Draghi si è altresì espresso, in risposta ad una domanda di un parlamentare, sulla legalità delle OMT e ha ribadito che solo la Corte Europea può deliberare in materia. Draghi ha notato che la condivisione dei rischi associati alle OMT ricade su tutti i paesi membri anche se alcuni (leggi la Bundesbank) dovessero decidere di non partecipare all’attivazione delle OMT.
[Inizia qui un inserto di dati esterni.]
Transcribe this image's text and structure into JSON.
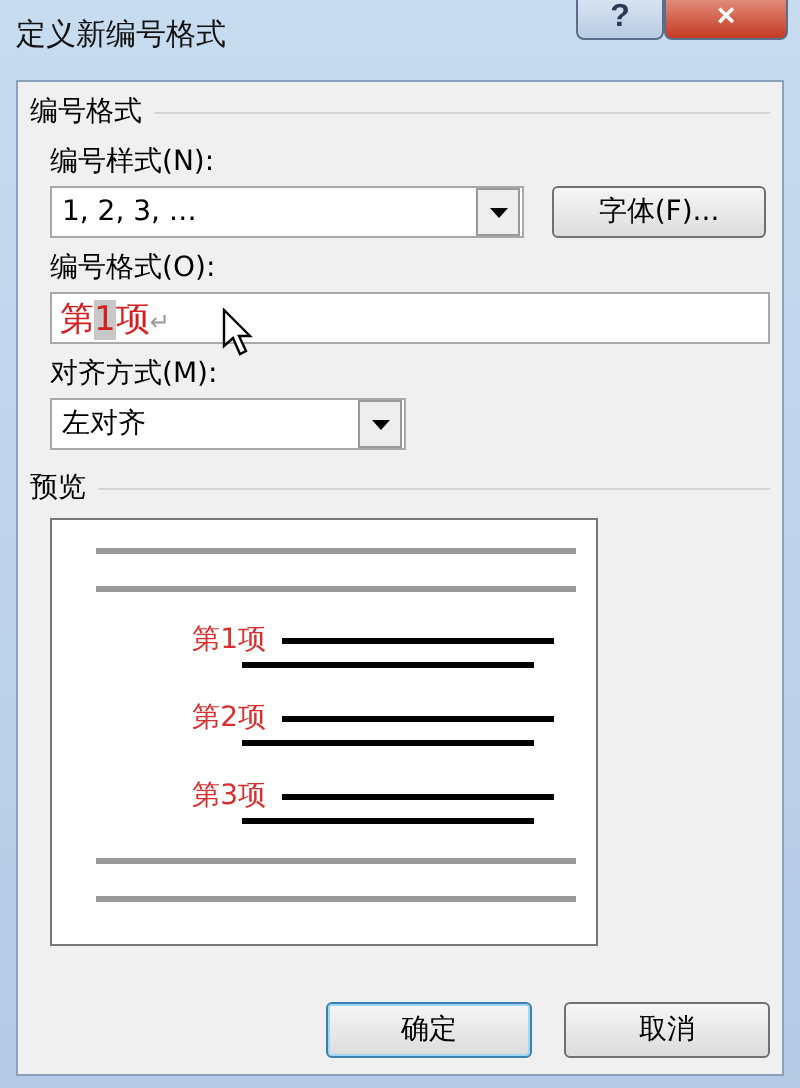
{
  "window": {
    "title": "定义新编号格式",
    "help_button": "?",
    "close_button": "×"
  },
  "number_format_group": {
    "title": "编号格式",
    "number_style": {
      "label": "编号样式(N):",
      "value": "1, 2, 3, …"
    },
    "font_button": "字体(F)...",
    "format_field": {
      "label": "编号格式(O):",
      "parts": [
        {
          "text": "第",
          "highlighted": false
        },
        {
          "text": "1",
          "highlighted": true
        },
        {
          "text": "项",
          "highlighted": false
        }
      ],
      "paragraph_mark": "↵"
    },
    "alignment": {
      "label": "对齐方式(M):",
      "value": "左对齐"
    }
  },
  "preview": {
    "title": "预览",
    "items": [
      {
        "label": "第1项"
      },
      {
        "label": "第2项"
      },
      {
        "label": "第3项"
      }
    ]
  },
  "buttons": [
    "确定",
    "取消"
  ]
}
Italia. I conti annuali confermano che il PIL si è contratto di 1,9% dopo il -2,4% del 2012. La recessione è dovuta ad un forte calo degli investimenti fissi (-4,7%) e dei consumi (-2,2%). In termini nominali il PIL è calato di 0,4%. Il deficit delle amministrazioni pubbliche in linea con le attese ha chiuso al 3,0% del PIL (-47,3 mld di euro).

Stati Uniti

La spesa personale aumenta di 0,4% m/m a gennaio (consenso: 0,1% m/m); in termini reali i consumi sono in crescita di 0,3% m/m. Il dato di dicembre è rivisto verso l’alto a +0,1% m/m da -0,1% m/m. Il reddito personale aumenta di 0,3% m/m (+4,1% a/a), con un incremento di 0,2% m/m dei salari e un aumento di 0,4% m/m del reddito disponibile (+4% a/a). Il reddito disponibile in termini reali registra una variazione di +0,3% m/m, dopo -0,2% m/m di dicembre. Il tasso di risparmio è stabile a 4,3%. Il deflatore dei consumi aumenta di 0,1% m/m (1,2% a/a); il deflatore core segna una variazione mensile 0,1% m/m e un rallentamento della dinamica annua a 1,1% a/a da 1,2% a/a di dicembre.

La spesa in costruzioni a gennaio aumenta di 0,1% m/m (consenso: -0,5% m/m)e il dato di dicembre è rivisto verso l’alto a +1,5% m/m, da 0,1% m/m. I dati sono positivi e riducono l’entità del rallentamento visto a fine 2013 nel settore immobiliare, con indicazioni di probabili revisioni verso l’alto del PIL del 4° trimestre.

Le vendite di autoveicoli a febbraio restano deboli per via del clima, a 15,27 mln di unità ann. da 15, 16 mln di gennaio. I concessionari e i produttori rimangono positivi riguardo allo scenario del settore, che dovrebbe riprendersi non appena il clima sarà normalizzato.